Kordansky in his backyard, against the hills of Griffith Park.

Photo assistant: Justin Loy.

No matter how big his business becomes in the future, Kordansky stresses that it will always be an “artist-centric gallery—there’s no confusion there.” Rashid Johnson recalls that when the two first met, in 2008, while Kordansky was trying to persuade him to come onboard, he told Johnson that he was willing to jump in front of a bus for his artists. That hasn’t been necessary yet, but the two men do have a phone conversation every day at 1 p.m. PST. What do they talk about? Pretty much everything. Johnson describes himself as someone who “eats, drinks, and sleeps art,” and he says Kordansky is the same.

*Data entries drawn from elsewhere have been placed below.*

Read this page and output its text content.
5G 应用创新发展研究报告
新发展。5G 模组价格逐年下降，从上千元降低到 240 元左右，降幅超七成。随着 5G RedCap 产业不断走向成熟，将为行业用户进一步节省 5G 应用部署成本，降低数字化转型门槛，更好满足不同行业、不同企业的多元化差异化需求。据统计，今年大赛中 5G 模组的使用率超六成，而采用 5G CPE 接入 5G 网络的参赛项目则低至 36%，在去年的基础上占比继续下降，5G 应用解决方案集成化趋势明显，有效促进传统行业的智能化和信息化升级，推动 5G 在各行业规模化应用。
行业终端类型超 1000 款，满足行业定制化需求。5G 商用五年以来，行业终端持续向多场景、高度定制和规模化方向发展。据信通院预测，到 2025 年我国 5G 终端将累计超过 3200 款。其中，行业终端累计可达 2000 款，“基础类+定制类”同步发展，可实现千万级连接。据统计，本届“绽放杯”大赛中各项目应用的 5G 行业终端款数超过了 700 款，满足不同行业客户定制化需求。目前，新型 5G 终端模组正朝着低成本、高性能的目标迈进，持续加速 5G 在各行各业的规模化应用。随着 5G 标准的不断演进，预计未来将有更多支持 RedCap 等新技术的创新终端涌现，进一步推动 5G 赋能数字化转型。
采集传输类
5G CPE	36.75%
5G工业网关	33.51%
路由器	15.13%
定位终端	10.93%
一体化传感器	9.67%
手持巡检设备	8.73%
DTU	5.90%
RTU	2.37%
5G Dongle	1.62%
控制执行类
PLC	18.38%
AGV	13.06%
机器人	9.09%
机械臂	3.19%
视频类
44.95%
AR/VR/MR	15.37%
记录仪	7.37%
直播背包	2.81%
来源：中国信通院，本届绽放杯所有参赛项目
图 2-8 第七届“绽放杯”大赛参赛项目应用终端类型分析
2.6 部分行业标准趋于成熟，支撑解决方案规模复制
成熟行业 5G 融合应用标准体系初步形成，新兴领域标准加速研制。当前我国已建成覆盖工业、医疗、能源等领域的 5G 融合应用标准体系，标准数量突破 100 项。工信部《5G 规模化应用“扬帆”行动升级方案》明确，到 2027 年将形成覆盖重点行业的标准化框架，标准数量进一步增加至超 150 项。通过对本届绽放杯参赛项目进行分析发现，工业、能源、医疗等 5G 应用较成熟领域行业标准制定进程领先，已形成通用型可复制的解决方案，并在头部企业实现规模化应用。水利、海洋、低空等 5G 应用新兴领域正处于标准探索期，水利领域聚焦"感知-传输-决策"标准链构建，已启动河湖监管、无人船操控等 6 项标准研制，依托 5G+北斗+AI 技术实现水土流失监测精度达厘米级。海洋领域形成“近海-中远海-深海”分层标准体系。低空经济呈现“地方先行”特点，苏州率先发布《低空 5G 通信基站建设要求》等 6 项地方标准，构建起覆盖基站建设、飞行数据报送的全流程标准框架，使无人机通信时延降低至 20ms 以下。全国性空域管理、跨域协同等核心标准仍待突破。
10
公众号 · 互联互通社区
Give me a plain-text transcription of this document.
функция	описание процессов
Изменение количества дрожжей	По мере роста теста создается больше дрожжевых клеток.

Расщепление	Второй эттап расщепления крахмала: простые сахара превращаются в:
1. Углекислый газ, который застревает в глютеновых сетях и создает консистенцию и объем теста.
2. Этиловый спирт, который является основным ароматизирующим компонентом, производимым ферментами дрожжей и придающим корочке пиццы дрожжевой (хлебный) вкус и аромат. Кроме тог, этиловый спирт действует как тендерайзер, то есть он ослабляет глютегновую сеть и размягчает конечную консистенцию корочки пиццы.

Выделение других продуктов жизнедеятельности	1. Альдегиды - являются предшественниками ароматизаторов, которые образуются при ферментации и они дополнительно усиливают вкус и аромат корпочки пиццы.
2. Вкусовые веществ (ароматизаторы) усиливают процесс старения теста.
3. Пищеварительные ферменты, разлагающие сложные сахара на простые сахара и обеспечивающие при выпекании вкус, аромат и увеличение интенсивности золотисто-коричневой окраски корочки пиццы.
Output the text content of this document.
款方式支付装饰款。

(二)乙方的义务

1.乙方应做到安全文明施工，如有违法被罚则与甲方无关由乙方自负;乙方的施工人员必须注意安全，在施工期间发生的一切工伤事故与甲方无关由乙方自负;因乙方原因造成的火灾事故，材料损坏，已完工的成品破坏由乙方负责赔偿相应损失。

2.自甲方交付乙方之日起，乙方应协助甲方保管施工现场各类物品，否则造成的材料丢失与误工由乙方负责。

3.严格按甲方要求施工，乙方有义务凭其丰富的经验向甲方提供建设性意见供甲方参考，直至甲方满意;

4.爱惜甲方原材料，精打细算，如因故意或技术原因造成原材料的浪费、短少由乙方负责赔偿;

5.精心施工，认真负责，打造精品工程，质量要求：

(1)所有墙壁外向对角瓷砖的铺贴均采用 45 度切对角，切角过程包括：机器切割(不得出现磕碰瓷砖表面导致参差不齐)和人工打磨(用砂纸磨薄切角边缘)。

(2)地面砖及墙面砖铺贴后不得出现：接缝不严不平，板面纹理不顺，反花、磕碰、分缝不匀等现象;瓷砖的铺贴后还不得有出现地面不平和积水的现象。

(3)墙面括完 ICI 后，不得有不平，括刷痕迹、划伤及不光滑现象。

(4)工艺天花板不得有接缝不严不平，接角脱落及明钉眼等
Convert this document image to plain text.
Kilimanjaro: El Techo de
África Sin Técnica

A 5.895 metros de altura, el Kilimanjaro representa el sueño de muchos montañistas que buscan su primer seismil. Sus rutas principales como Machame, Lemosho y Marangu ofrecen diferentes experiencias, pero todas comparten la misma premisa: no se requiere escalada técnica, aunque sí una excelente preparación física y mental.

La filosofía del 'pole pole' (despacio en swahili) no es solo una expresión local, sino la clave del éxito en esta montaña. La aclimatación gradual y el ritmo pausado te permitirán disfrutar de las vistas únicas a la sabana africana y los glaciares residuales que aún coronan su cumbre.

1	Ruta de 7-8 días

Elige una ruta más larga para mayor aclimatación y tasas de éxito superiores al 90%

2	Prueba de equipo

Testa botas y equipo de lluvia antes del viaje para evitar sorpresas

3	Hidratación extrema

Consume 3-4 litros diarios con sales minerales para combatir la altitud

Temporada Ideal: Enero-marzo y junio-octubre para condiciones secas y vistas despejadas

For Kordansky, the intricate process of creating a new home for his family has brought about a well-timed examination of his priorities. “When you really surround yourself with this stuff, it keeps you directly connected to the heart and soul of why it is you began this journey,” he says. Then he admits that he and Shapero are already thinking of buying a second house in the desert, or somewhere outside of L.A.

“We do need more wall space,” he says.